The company employs seven full-time production staff. They will have to be retrained when the new equipment is up and running by mid-2011.
For now, though, the primary focus is not spending scarce and too expensive marketing dollars in an attempt to quickly build awareness for its brands.
The strategy, instead, is go aggressively for contract branding, which KRB Lea already does with brands such as Lion Pride White Overproof, Country Traders, Royal Jamaican and Smatts.
In fact, half of KRB Lea's production already comes from such contract bottling. The owners provide their own formulas, packaging and marketing and distribution once the blending and bottling is done.
""For us, no risk is involved," explained Messado.
By following this strategy, KRB, which sources its raw rum from National Rums Limited, has increased revenue and tripled volume over the past three years, according to Messado.
"As brands take off, we will increase the size of the facility to keep up with demand," he said.
Presently, the best prospects for growth appear to be Smatts, owned by a United Kingdom-based company named Swashbuckler Limited and Royal Jamaican, owned by a Canadian operation called United Distributors.
This, however, does not mean that KRB is ignoring its own brands or the domestic market.
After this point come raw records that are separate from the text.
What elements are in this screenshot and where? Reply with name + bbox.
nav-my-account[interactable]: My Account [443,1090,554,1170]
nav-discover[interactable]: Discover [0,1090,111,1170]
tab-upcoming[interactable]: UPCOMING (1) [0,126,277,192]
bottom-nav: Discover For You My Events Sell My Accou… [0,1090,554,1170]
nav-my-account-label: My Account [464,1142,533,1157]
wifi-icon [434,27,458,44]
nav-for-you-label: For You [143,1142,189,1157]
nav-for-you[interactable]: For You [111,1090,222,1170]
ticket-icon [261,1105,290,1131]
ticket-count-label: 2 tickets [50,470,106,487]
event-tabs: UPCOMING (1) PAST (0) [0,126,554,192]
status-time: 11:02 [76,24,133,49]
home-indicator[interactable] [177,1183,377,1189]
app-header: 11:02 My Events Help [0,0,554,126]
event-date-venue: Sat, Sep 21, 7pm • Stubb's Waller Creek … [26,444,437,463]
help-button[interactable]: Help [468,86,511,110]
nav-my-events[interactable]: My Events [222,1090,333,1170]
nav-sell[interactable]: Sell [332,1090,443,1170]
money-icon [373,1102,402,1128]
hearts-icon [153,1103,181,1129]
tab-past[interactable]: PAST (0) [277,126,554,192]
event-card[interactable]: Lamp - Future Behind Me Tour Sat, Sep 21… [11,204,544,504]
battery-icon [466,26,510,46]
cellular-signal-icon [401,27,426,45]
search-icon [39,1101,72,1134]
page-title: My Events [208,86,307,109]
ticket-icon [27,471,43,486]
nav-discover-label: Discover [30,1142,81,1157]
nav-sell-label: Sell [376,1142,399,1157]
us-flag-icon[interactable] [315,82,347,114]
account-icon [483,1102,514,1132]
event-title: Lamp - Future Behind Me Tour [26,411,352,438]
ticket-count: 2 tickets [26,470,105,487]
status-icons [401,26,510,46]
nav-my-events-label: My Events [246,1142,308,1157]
According to Duncan Messado, despite the recession that has clipped 10 per cent from domestic sales over the past two years, KRB expects to grow its Jamaican brands over the next few years.
He believes that the company has a promising toehold, including, he said, a 30 per cent share of the rums consumed in the Spanish-owned hotels that have sprung up in Jamaica over the past five years.
Said Messado: "What we offer is a great product and a lot of flexibility. With our small overhead, we can offer a more affordable product."